Six intensive care units for newborns
To provide optimum care for newborns, to help reduce the high number of babies who die before reaching 30 days of life, intensive care units in six hospitals in the Northern and Upper East regions have been launched by the Government of Japan in partnership with the United Nations Children’s Fund (UNICEF) and the Ghana Health Service. The units are a central pillar of a $2 million partnership to reduce newborn deaths in the Northern and Upper East regions.
Launching one of the six Intensive Care Units for newborns at Savelugu-Nanton Municipal Hospital, His Excellency the Ambassador of Japan, Naoto Nikai, said, ‘These newborn intensive care units will bring specialist treatment closer to very sick babies in Northern Ghana’.
Before the six new units were set up, there was only one newborn intensive care unit in the whole of northern Ghana at the Tamale Teaching Hospital.
He said the new units would improve the quality of newborn care at the hospital level, and complement improvements to newborn care in communities.
He explained that last year, the Government of Japan, UNICEF and the Ghana Health Services trained more than 2,500 health workers and health volunteers in how best to care for newborns in communities, as well as distributing 600 basic newborn care kits for post-natal care, and this has contributed to quality care for babies at the community level.

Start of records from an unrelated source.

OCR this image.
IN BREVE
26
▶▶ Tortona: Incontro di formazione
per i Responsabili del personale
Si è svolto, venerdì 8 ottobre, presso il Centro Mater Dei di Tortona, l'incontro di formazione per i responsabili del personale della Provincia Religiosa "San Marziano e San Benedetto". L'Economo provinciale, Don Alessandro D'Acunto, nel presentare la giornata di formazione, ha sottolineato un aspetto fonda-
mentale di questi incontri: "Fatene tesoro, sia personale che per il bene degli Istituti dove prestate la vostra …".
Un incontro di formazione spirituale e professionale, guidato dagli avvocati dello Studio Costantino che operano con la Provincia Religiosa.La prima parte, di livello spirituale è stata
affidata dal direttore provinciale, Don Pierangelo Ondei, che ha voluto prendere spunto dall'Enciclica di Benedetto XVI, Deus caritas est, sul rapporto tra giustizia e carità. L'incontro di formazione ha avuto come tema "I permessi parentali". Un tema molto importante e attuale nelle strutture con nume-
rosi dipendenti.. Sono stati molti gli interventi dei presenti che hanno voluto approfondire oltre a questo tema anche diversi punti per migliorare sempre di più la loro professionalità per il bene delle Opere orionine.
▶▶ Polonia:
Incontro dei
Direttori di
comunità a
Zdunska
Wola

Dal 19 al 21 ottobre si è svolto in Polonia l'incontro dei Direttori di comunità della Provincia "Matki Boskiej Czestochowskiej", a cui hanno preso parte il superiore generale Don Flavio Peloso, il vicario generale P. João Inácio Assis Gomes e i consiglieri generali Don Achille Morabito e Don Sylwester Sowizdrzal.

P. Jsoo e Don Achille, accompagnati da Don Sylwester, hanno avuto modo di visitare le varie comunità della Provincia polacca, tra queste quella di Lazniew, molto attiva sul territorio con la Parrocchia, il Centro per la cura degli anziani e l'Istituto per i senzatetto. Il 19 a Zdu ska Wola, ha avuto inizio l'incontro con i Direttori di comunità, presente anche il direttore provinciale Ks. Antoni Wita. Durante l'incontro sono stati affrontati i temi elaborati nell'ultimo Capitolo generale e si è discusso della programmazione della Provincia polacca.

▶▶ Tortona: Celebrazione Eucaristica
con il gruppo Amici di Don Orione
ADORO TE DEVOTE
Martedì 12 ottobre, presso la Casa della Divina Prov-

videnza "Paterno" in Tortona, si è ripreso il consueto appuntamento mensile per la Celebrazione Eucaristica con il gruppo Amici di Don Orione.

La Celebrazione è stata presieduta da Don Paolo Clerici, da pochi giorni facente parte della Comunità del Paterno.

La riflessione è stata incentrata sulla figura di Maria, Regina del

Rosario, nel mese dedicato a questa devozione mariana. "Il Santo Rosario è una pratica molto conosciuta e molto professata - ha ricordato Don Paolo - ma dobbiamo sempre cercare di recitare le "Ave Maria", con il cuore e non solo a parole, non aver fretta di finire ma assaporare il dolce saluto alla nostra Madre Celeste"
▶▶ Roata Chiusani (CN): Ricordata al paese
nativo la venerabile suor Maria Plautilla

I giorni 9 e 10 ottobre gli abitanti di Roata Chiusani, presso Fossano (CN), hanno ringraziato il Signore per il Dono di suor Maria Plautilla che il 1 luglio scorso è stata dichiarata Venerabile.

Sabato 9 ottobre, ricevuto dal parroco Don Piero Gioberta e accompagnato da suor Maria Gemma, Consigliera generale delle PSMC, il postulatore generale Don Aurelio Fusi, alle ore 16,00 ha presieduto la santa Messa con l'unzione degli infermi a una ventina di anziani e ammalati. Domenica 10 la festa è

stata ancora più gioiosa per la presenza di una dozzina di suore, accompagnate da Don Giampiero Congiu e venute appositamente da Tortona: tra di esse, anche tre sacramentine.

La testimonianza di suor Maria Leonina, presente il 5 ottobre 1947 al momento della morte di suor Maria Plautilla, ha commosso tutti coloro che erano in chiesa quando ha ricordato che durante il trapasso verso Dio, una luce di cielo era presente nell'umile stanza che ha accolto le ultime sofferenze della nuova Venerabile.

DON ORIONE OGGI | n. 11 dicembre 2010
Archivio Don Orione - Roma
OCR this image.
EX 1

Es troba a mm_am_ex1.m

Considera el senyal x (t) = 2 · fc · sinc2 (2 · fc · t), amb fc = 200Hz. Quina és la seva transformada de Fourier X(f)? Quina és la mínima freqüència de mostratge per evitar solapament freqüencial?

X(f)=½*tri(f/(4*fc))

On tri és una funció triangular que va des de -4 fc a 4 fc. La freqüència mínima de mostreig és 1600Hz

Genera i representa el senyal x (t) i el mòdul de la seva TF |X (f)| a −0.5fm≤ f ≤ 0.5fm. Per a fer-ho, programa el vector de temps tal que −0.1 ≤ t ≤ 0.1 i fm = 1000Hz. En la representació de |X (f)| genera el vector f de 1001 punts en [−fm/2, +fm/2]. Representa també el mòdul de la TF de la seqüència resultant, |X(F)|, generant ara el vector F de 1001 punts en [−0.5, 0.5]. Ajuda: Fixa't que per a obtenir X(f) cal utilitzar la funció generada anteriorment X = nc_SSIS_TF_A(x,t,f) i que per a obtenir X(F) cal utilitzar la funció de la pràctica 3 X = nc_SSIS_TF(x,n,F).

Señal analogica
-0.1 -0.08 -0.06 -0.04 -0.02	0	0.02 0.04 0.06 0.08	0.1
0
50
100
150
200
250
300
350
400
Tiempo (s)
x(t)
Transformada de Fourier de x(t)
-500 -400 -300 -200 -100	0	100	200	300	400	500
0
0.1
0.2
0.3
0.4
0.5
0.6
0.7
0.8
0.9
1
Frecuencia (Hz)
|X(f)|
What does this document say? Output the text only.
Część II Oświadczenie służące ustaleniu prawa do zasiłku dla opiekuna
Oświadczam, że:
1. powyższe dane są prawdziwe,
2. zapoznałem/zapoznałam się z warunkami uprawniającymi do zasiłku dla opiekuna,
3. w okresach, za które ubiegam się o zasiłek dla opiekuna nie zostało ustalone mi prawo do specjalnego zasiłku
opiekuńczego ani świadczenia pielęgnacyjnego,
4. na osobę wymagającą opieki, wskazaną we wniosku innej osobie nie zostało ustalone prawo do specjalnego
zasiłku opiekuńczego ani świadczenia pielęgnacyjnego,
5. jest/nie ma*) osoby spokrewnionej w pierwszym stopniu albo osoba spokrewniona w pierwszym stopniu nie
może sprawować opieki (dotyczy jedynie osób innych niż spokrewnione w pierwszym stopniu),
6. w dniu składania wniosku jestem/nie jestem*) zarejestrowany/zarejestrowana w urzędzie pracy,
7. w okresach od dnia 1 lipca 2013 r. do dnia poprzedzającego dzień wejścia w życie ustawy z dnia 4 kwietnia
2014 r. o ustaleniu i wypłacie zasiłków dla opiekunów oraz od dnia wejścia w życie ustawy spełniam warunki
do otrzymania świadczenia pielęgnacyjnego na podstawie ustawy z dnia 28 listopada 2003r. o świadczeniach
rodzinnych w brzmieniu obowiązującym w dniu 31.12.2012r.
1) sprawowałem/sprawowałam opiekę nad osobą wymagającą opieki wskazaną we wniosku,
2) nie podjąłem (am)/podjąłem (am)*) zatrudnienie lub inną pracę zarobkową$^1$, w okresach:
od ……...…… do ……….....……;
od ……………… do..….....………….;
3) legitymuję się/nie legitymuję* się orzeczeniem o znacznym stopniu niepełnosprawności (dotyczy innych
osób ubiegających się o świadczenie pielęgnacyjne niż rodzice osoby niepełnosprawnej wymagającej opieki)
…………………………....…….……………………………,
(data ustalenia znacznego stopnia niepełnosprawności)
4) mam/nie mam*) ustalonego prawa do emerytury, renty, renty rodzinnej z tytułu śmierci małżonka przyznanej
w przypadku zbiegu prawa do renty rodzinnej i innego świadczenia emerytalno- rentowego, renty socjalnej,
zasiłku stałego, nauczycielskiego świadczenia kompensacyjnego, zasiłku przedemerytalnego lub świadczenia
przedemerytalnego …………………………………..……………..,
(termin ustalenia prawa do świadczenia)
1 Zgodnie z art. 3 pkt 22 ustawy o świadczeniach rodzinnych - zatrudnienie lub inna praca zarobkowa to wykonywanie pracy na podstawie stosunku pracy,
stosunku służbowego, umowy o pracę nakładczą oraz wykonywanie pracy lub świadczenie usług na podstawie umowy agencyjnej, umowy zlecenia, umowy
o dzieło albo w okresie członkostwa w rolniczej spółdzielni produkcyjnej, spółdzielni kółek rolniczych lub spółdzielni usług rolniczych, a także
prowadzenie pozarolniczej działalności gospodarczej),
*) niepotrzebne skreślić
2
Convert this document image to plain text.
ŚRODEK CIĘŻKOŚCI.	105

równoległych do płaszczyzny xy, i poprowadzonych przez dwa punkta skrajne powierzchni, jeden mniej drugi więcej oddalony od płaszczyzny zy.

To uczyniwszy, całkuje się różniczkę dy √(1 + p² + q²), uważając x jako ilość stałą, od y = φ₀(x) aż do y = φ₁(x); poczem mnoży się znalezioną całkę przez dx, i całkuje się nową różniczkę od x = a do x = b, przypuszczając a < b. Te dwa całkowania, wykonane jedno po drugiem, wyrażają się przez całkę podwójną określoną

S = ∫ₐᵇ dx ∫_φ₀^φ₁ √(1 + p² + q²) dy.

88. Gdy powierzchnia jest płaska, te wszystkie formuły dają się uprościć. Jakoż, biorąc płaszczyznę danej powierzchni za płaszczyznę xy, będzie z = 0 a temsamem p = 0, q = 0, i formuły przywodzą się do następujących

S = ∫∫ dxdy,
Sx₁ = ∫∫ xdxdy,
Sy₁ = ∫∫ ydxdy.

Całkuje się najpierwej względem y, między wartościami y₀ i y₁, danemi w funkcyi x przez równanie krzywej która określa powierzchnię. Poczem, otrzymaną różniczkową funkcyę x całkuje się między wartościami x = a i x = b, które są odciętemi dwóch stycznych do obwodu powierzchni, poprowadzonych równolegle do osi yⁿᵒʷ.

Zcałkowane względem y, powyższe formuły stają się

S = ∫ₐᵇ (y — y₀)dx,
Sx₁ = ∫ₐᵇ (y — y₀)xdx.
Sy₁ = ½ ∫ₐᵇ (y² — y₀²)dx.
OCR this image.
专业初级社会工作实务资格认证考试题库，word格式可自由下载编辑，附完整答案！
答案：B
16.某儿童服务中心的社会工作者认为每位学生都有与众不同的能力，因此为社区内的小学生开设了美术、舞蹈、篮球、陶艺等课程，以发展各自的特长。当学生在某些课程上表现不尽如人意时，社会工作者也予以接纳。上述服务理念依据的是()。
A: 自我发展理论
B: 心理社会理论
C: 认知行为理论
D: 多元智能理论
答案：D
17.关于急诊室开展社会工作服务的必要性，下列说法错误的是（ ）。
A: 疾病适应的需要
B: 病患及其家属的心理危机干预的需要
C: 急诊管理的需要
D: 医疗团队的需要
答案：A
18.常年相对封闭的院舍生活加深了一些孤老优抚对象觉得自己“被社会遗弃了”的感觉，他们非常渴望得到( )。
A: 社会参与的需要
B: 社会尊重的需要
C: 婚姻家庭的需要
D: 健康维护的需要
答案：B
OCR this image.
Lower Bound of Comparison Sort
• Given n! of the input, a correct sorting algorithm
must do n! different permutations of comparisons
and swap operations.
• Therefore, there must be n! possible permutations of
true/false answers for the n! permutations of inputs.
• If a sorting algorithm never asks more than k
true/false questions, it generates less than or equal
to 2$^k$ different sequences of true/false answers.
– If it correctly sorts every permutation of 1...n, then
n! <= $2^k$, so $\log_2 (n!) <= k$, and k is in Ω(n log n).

The UNICEF Representative, Susan Namondo Ngongi, explained that the six hospitals with newborn intensive care units would serve as referral centres for sick babies from other districts.
‘The number of newborn deaths in northern Ghana is 30 per cent higher than the national average,’ Ms Ngongi said, adding, ‘The most common causes of deaths are prematurity, birth asphyxia and infections. These deaths can be prevented with the right training and use of life-saving equipment.’
The Northern Regional Minister, Mr Bede Anwataasumo Ziedeng, said newborn intensive care units would start operations at the Yendi Municipal Hospital, Bole District Hospital and the Tamale Central Hospital. The Bolgatanga Regional Hospital and the Navrongo War Memorial Hospital will also set up newborn intensive care units.
‘These intensive care units will help save lives. Babies will not die because there is insufficient equipment to properly treat them.’